I shiver when I see it done well, so in the first few drafts of this essay I wrote what usually served me. I included detail after biting detail about why, after all of the hurt, I had chosen not to tell my parents I had bought a horse of my own.

No matter how much I fussed and tweaked, the details fell flat. The thing about having abusive parents is that even our language can make it feel like we need to stop being dramatic because it wasn’t as bad as we thought it was.

It was as if the words I had to choose from were telling my adult self that I needed to suck it up, that honesty was the best policy – even when being honest and stoic with my parents hadn’t helped in the past. 

The details also missed the essence of why my horse remains locked away from them, safeguarded by omission, distance and my own paycheck.  

“I could tell them next week,” I often thought. “I could sprinkle it in with this good news or that mundane conversation.”  

Then I changed my mind because there my horse stood, munching away on their hay or begging for treats at the gate, and my heart filled with a joy I had only read about in books. 

Even though they voiced that they wished I had chosen something else, my parents had known about all the other horses, the ones that I leased, rode in lessons or came across in other ways. I owe a lot to all of those horses and their owners.

I loved many of them fiercely, and there was tremendous satisfaction in watching a horse thrive in their forever home after I had helped in their education. I also learned quickly that if the horse didn’t have my name on its registration papers I needed a check rein on my attachments.

Now here was a horse of my own, that I could saddle up and ride under the stadium lights in the outdoor arena whenever I wanted. I no longer had to ask anyone for permission to do what I thought was best for the animals I love.

I don’t have to take care of anyone’s feelings or watch something suffer for no reason the way I once did. Every time the farrier comes, or I treat an ailment the way I think it should be treated, I am overwhelmed by a sense of empowerment that is an intoxicating mixture of healing and humbling. 

Why would I want to share that with people who usually tell me I am wrong and stupid? 

“Mom and Dad are going to crap all over your choices no matter what, so you might as well do what you want,”  I told one of my siblings recently. I left out that I was driving home from the barn, not wanting to risk it.

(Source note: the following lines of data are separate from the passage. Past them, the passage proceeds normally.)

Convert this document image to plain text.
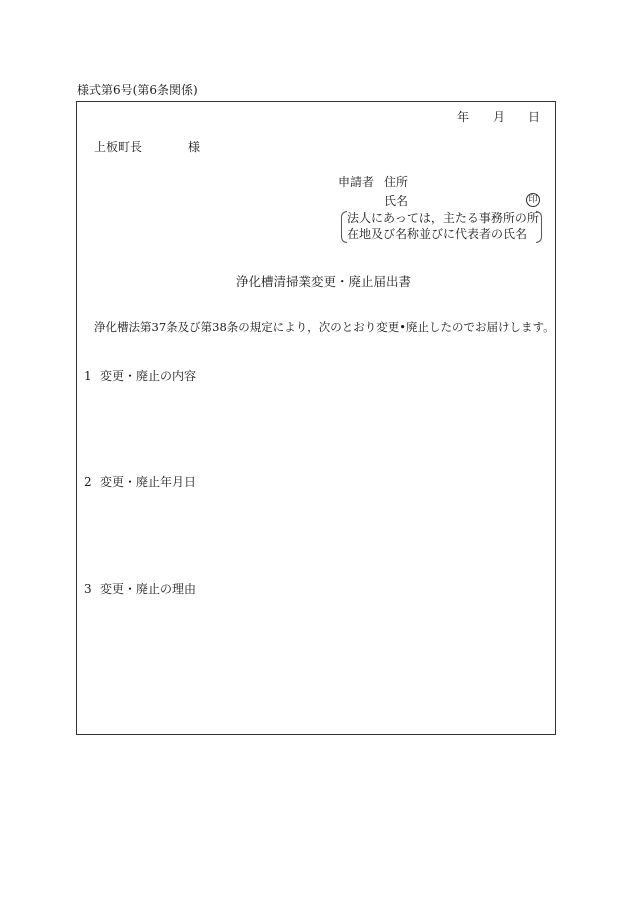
様式第6号(第6条関係)
年 月 日
上板町長	様
申請者 住所
氏名	印
法人にあっては，主たる事務所の所
在地及び名称並びに代表者の氏名
浄化槽清掃業変更・廃止届出書
浄化槽法第37条及び第38条の規定により，次のとおり変更•廃止したのでお届けします。
1 変更・廃止の内容
2 変更・廃止年月日
3 変更・廃止の理由
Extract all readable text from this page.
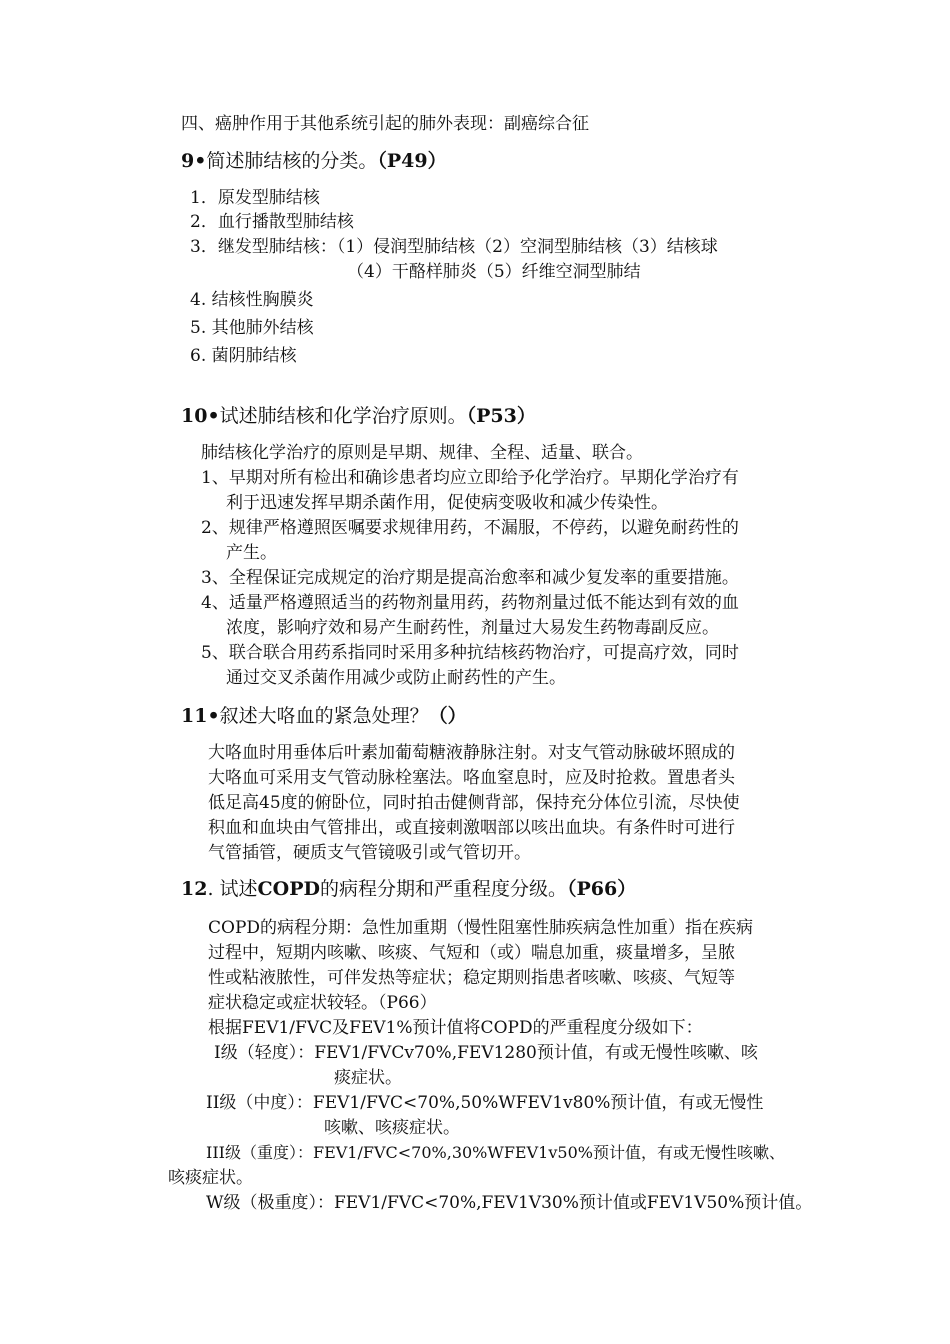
四、癌肿作用于其他系统引起的肺外表现：副癌综合征
9•简述肺结核的分类。（P49）
1．原发型肺结核
2．血行播散型肺结核
3．继发型肺结核：（1）侵润型肺结核（2）空洞型肺结核（3）结核球
（4）干酪样肺炎（5）纤维空洞型肺结
4. 结核性胸膜炎
5. 其他肺外结核
6. 菌阴肺结核
10•试述肺结核和化学治疗原则。（P53）
肺结核化学治疗的原则是早期、规律、全程、适量、联合。
1、早期对所有检出和确诊患者均应立即给予化学治疗。早期化学治疗有
利于迅速发挥早期杀菌作用，促使病变吸收和减少传染性。
2、规律严格遵照医嘱要求规律用药，不漏服，不停药，以避免耐药性的
产生。
3、全程保证完成规定的治疗期是提高治愈率和减少复发率的重要措施。
4、适量严格遵照适当的药物剂量用药，药物剂量过低不能达到有效的血
浓度，影响疗效和易产生耐药性，剂量过大易发生药物毒副反应。
5、联合联合用药系指同时采用多种抗结核药物治疗，可提高疗效，同时
通过交叉杀菌作用减少或防止耐药性的产生。
11•叙述大咯血的紧急处理？（）
大咯血时用垂体后叶素加葡萄糖液静脉注射。对支气管动脉破坏照成的
大咯血可采用支气管动脉栓塞法。咯血窒息时，应及时抢救。置患者头
低足高45度的俯卧位，同时拍击健侧背部，保持充分体位引流，尽快使
积血和血块由气管排出，或直接刺激咽部以咳出血块。有条件时可进行
气管插管，硬质支气管镜吸引或气管切开。
12. 试述COPD的病程分期和严重程度分级。（P66）
COPD的病程分期：急性加重期（慢性阻塞性肺疾病急性加重）指在疾病
过程中，短期内咳嗽、咳痰、气短和（或）喘息加重，痰量增多，呈脓
性或粘液脓性，可伴发热等症状；稳定期则指患者咳嗽、咳痰、气短等
症状稳定或症状较轻。（P66）
根据FEV1/FVC及FEV1%预计值将COPD的严重程度分级如下：
Ⅰ级（轻度）：FEV1/FVCv70%,FEV1280预计值，有或无慢性咳嗽、咳
痰症状。
II级（中度）：FEV1/FVC<70%,50%WFEV1v80%预计值，有或无慢性
咳嗽、咳痰症状。
III级（重度）：FEV1/FVC<70%,30%WFEV1v50%预计值，有或无慢性咳嗽、
咳痰症状。
W级（极重度）：FEV1/FVC<70%,FEV1V30%预计值或FEV1V50%预计值。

Along with not telling my parents about the horse, I have thought a lot about going no contact. While the jerk reaction of many is to say, “Oh, you should forgive them. They are your parents.” I know that for many adult children who have chosen estrangement, this wasn’t a choice made lightly, without sacrifice or without trying as much as possible to fix the relationship first.

As for me, I don’t think completely walking away is right for me, but perhaps keeping something for myself without them is. So, for now, my steed is my secret to keep. The happiness I have found with them can be mine to share with those who can be happy too and kept from those who would rather squash it.